El resto de esa mañana evité aquella habitación. Me encontraba aturdida, incluso diría que perdida ante la perspectiva de una situación que cualquiera habría calificado de delirante. Pero conforme pasó el tiempo empecé a relajarme ante la certeza de que ahora contaba con esa singular compañía. Incluso comencé a preocuparme por él, por su bienestar.
Fue hasta la tarde cuando caí en cuenta que aquel ser no había comido. Como todo ser vivo era de esperarse que consumiera algún tipo de alimento, lo que me planteó un dilema de proporciones jurásicas, y una angustia de dimensiones similares. ¿Cómo podría nutrir a aquel organismo cuya biología era un misterio? ¿Acaso podría siquiera digerir alguna comida terrícola, o le resultaría tóxica cualquier cosa que le ofreciese? No había manera de saberlo y la única posibilidad sensata que se me antojó consistía en que él mismo me indicara el camino a seguir. Así que preparé en una bandeja varias opciones: un poco de fruta, carne cruda y cocinada, vegetales, algo de queso e incluso un poco de la crema de pollo que me preparé de almuerzo, además de agua en un vaso.
La puse frente a mi invitado, pero nada atrajo su atención ni mucho menos su apetito, ni siquiera el agua. De hecho, contrajo los labios declarando con ese gesto un evidente repudio a lo que le ofrecía. Poco pude hacer más que retirar la charola y disponerme a dejarlo solo de nuevo, pero justo cuando le daba la espalda, él me rodeó otra vez con sus brazos, abrazó mi pierna por un lapso de quince segundos, luego me soltó y se marchó para acurrucarse en un rincón oscuro.

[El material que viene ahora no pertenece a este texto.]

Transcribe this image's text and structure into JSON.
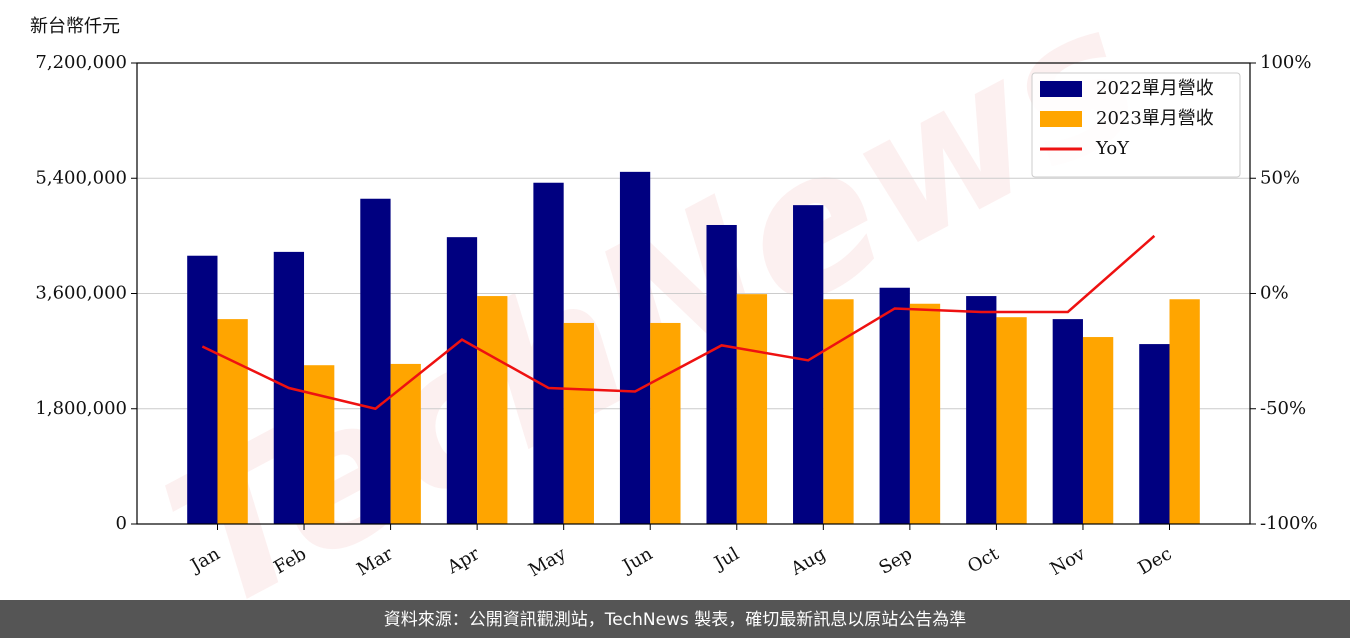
{
  "chart_data": {
    "type": "bar",
    "y_label": "新台幣仟元",
    "watermark": "TechNews",
    "source": "資料來源：公開資訊觀測站，TechNews 製表，確切最新訊息以原站公告為準",
    "categories": [
      "Jan",
      "Feb",
      "Mar",
      "Apr",
      "May",
      "Jun",
      "Jul",
      "Aug",
      "Sep",
      "Oct",
      "Nov",
      "Dec"
    ],
    "series": [
      {
        "name": "2022單月營收",
        "type": "bar",
        "color": "#000080",
        "axis": "y",
        "values": [
          4190000,
          4250000,
          5080000,
          4480000,
          5330000,
          5500000,
          4670000,
          4980000,
          3690000,
          3560000,
          3200000,
          2810000
        ]
      },
      {
        "name": "2023單月營收",
        "type": "bar",
        "color": "#ffa500",
        "axis": "y",
        "values": [
          3200000,
          2480000,
          2500000,
          3560000,
          3140000,
          3140000,
          3590000,
          3510000,
          3440000,
          3230000,
          2920000,
          3510000
        ]
      },
      {
        "name": "YoY",
        "type": "line",
        "color": "#ee1111",
        "axis": "y2",
        "values": [
          -23,
          -41,
          -50,
          -20,
          -41,
          -42.5,
          -22.5,
          -29,
          -6.5,
          -8,
          -8,
          25
        ]
      }
    ],
    "ylim": [
      0,
      7200000
    ],
    "yticks": [
      {
        "value": 0,
        "label": "0"
      },
      {
        "value": 1800000,
        "label": "1,800,000"
      },
      {
        "value": 3600000,
        "label": "3,600,000"
      },
      {
        "value": 5400000,
        "label": "5,400,000"
      },
      {
        "value": 7200000,
        "label": "7,200,000"
      }
    ],
    "y2lim": [
      -100,
      100
    ],
    "y2ticks": [
      {
        "value": -100,
        "label": "-100%"
      },
      {
        "value": -50,
        "label": "-50%"
      },
      {
        "value": 0,
        "label": "0%"
      },
      {
        "value": 50,
        "label": "50%"
      },
      {
        "value": 100,
        "label": "100%"
      }
    ],
    "grid": true,
    "legend": "upper right"
  }
}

La escena se repitió durante los días siguientes. Cuando entraba en su habitación, él salía sorpresivamente de algún recoveco y me aprisionaba. Como si cayera en una emboscada, jamás sabía de qué lugar saltaría hasta que lo tenía encima. Tenía la suficiente velocidad como para convertirse por un instante en una mancha. Una vez me soltaba, se daba vuelta con tranquilidad y regresaba a su escondite. No era un abrazo, no era amor, ni siquiera una muestra de simpatía. Era otra cosa, una menos emocional y más práctica.
Con el tiempo la descubrí. Empecé a espaciar mis visitas a su cuarto con la intención de identificar algún cambio en su comportamiento. Si dejaba de ir un día completo, al siguiente la criatura se mostraba menos ágil y ya no me sorprendía con facilidad; si mi ausencia se prolongaba dos días, mi pequeño invitado ya ni siquiera era capaz de emboscarme, apenas salía caminando, arrastrando los pies hasta mí. Si eran tres, lo descubría durmiendo, en un letargo casi comatoso. Cuanto más tiempo pasaba, mayor era su debilidad, y al encontrarnos nuevamente se pegaba a mí con mayor avidez. Concluí que aquel «abrazo» no era otra cosa que la forma en la que aquel ser se alimentaba y, por lo tanto, yo era su única fuente nutricional.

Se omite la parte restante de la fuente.